The intention of the Breeders' Cup to hold the World Thoroughbred Championships at Monmouth Park in 2007 is good news for New Jersey racing and breeding interests, but the industry's economic picture there could be far worse by then than it is today.
Hosting the event will be a source of great pride for the management and staff of the state's two racetracks, Monmouth and Meadowlands. In an interview with news editor Tom LaMarra, Bruce Garland, the senior vice president of racing for the New Jersey Sports and Exposition Authority, said he hoped to use the site selection of Monmouth Park for 2007 as a promotional tool for this year's Haskell Invitational Handicap (gr. I). The Haskell already is Monmouth's biggest day of the year, attracting crowds of more than 50,000. Promoting Monmouth as a future Breeders' Cup host puts the track in elite company and could help serve as a magnet for even greater attendance on Haskell day.

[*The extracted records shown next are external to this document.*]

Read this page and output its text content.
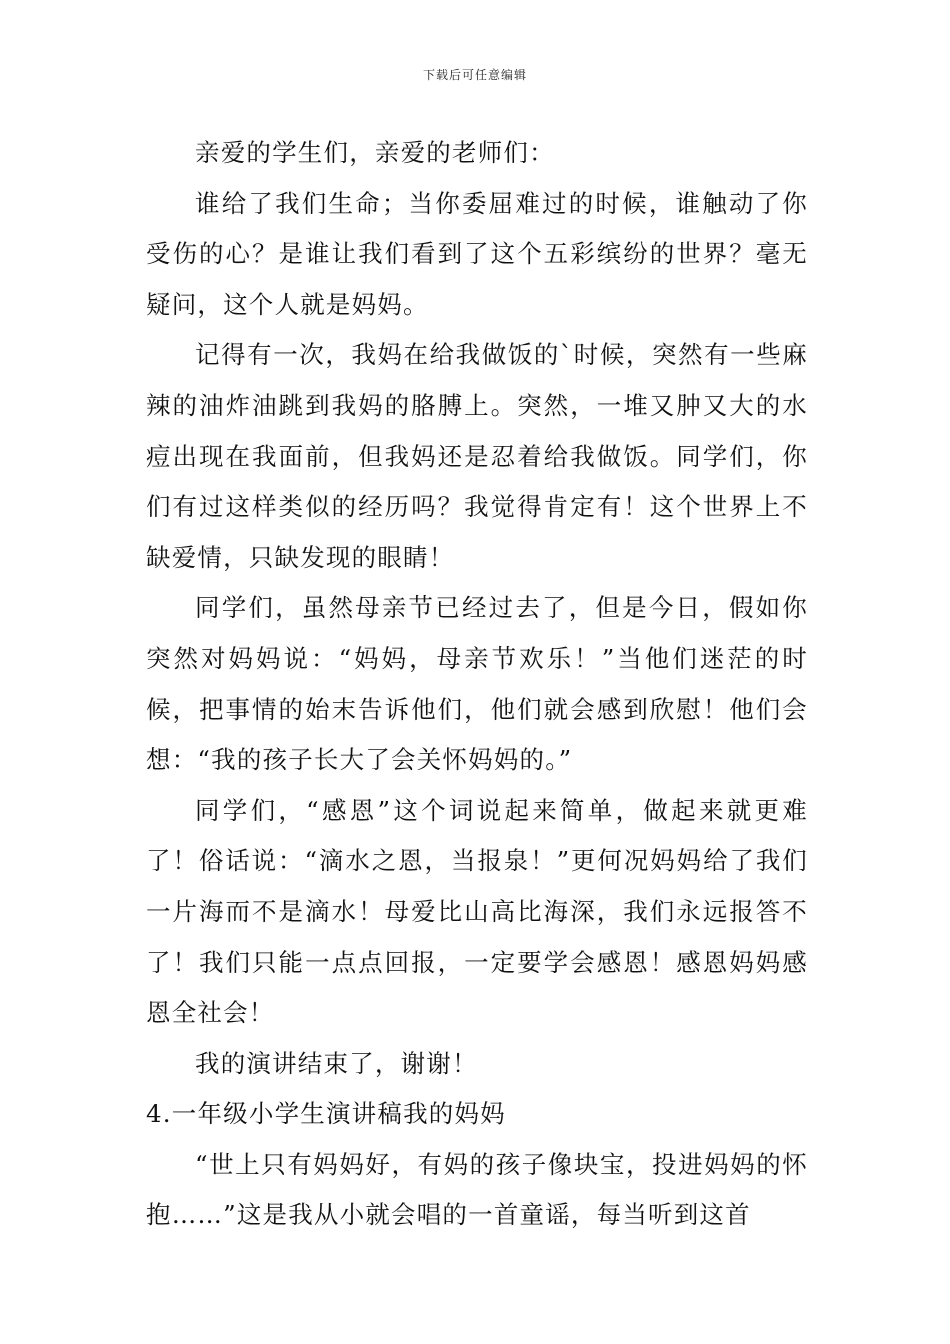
下载后可任意编辑

亲爱的学生们，亲爱的老师们：

谁给了我们生命；当你委屈难过的时候，谁触动了你受伤的心？是谁让我们看到了这个五彩缤纷的世界？毫无疑问，这个人就是妈妈。

记得有一次，我妈在给我做饭的`时候，突然有一些麻辣的油炸油跳到我妈的胳膊上。突然，一堆又肿又大的水痘出现在我面前，但我妈还是忍着给我做饭。同学们，你们有过这样类似的经历吗？我觉得肯定有！这个世界上不缺爱情，只缺发现的眼睛！

同学们，虽然母亲节已经过去了，但是今日，假如你突然对妈妈说：“妈妈，母亲节欢乐！”当他们迷茫的时候，把事情的始末告诉他们，他们就会感到欣慰！他们会想：“我的孩子长大了会关怀妈妈的。”

同学们，“感恩”这个词说起来简单，做起来就更难了！俗话说：“滴水之恩，当报泉！”更何况妈妈给了我们一片海而不是滴水！母爱比山高比海深，我们永远报答不了！我们只能一点点回报，一定要学会感恩！感恩妈妈感恩全社会！

我的演讲结束了，谢谢！

4.一年级小学生演讲稿我的妈妈

“世上只有妈妈好，有妈的孩子像块宝，投进妈妈的怀抱……”这是我从小就会唱的一首童谣，每当听到这首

But there are more practical reasons the choice of Monmouth Park will help New Jersey racing. Many trainers may consider running their horses during the track's summer meeting to have them get a feel for the racing surface before the Breeders' Cup. Some horsemen who have never been to Monmouth Park may want to return in subsequent years after experiencing the track for the first time on Breeders' Cup day.

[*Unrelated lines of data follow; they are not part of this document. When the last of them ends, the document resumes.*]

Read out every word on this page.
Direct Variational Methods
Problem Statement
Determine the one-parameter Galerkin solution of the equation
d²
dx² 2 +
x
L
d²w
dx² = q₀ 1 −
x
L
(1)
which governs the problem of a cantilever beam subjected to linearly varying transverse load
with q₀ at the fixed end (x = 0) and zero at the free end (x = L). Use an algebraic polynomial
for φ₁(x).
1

By 2007, however, it's anyone's guess as to what kind of shape Monmouth Park in particular and New Jersey racing in general will be in. Neighboring Pennsylvania likely will have slot machines at racetracks, which could more than triple purses and leapfrog them over Monmouth Park, which currently offers about $325,000 a day. Maryland, where Gov. Bob Ehrlich has mounted a new push for slot machines, also will be a much stronger competitor for the Garden State if and when machines are installed there.
New Jersey racing is currently getting subsidies from the Atlantic City casinos, but that revenue stream will not keep the tracks competitive with slots-enriched neighbors. It's clear, given the landscape, that the only way Monmouth Park and Meadowlands will remain competitive as top-tier racetracks is for the legislature to approve slot machines for them as Delaware, New York, and West Virginia already have done, and Pennsylvania and Maryland are likely to do. Improving the economics of the game would not only attract more people to Thoroughbred ownership in New Jersey, it would strengthen Monmouth Park's chances to be a repeat Breeders' Cup host. ON THE MOVE
Sixteen years ago when I first moved to Lexington, my daily commute to another publication's office took me past a large parcel of land that had been operated as a horse farm by Hal Price Headley from 1910 until 1962 and later used for cattle. A couple of years later, in 1990, the former Beaumont Farm was rezoned for long-range development by Fayette County's Urban County Council. It wasn't long before commercial development appeared on the landscape, with housing following shortly thereafter.
Over the last several years, Blood-Horse Publications has been looking for a new home to replace the building in the Gardenside section of Lexington that its staff had occupied for nearly 40 years. When a building that fit our needs came on the market late last year, the search was over. That building happens to be located on the old Beaumont Farm, as our new address suggests: 3101 Beaumont Centre Circle, Lexington, Ky. 40513-1709.